1. To eat up; to eat with greediness; to eat ravenously, as a beast of prey, or as a hungry man.

We will say, some evil beast hath devoured him. Genesis 37:20.

In the morning, he shall devour the prey. Genesis 49:27.

2. To destroy; to consume with rapidity and violence.

I will send a fire into the house of Hazael, which shall devour the palaces of Ben-Hadad. Amos 1:4.

Famine and pestilence shall devour him. Ezekiel 7:15.

3. To destroy; to annihilate; to consume.

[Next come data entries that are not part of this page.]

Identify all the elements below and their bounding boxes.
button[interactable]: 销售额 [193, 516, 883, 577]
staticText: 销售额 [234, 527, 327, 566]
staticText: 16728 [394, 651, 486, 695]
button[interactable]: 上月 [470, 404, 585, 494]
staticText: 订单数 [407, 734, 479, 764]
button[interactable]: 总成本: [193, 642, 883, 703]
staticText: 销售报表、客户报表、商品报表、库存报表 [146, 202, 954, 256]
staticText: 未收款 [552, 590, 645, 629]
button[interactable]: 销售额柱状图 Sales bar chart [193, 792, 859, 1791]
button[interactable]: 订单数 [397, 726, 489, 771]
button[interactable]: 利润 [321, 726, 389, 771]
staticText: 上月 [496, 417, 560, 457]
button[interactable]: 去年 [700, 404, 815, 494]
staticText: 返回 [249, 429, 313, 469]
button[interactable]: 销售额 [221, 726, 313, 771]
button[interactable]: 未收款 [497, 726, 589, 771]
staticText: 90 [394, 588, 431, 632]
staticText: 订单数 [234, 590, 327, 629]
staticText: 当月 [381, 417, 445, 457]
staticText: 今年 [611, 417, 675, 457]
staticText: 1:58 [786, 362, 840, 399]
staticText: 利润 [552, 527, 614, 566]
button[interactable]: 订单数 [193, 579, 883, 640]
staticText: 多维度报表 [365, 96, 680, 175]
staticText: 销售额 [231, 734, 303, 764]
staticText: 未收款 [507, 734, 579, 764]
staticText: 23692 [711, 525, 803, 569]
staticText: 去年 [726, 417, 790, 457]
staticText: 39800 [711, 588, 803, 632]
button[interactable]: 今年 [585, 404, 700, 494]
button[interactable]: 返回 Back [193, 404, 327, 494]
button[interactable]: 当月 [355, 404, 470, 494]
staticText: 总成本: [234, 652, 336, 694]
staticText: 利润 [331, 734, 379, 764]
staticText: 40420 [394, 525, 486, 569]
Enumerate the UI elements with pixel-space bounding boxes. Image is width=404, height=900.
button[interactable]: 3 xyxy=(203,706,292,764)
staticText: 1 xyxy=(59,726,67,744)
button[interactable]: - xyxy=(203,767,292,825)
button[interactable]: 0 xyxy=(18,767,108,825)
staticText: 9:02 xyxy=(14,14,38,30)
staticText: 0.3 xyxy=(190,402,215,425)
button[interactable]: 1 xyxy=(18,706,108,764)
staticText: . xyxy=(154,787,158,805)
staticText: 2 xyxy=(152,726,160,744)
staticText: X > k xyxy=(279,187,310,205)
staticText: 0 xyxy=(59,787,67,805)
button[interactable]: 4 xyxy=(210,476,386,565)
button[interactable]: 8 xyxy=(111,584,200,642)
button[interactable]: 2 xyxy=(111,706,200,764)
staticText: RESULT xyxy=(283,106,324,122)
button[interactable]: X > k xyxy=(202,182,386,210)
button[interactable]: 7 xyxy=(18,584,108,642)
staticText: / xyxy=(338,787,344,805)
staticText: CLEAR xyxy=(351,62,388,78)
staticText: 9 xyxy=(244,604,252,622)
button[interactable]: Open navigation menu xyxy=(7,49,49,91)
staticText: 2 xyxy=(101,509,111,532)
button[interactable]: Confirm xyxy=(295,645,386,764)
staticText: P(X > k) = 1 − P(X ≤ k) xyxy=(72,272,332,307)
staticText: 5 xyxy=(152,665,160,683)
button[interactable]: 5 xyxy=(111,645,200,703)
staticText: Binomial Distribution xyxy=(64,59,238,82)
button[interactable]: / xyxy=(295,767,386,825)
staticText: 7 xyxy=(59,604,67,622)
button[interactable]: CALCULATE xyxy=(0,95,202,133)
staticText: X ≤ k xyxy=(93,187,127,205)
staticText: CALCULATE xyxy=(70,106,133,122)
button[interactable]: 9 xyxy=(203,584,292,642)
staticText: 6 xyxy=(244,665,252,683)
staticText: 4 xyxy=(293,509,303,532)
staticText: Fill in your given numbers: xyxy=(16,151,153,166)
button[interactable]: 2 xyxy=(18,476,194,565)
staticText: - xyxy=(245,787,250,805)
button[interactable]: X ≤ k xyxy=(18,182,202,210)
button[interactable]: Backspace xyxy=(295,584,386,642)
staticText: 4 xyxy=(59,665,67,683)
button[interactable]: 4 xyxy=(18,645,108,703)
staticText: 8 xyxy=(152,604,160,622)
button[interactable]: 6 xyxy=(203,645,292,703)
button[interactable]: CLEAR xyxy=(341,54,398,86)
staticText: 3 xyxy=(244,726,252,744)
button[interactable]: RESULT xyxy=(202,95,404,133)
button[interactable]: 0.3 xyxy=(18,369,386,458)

He seemed in swiftness to devour the way.

4. To waste; to consume; to spend in dissipation and riot.

As soon as this thy son had come, who hath devoured thy living with harlots. Luke 15:30.

5. To consume wealth and substance by fraud, oppression, or illegal exactions.

Ye devour widows houses. Matthew 23:14.

6. To destroy spiritually; to ruin the soul.

Your adversary, the devil, as a roaring lion, walketh about, seeking whom he may devour 1 Peter 5:8.

7. To slay.

The sword shall devour the young lions. Nahum 2.

8. To enjoy with avidity.

Longing they look, and gaping at the sight, devour her oer and oer with vast delight.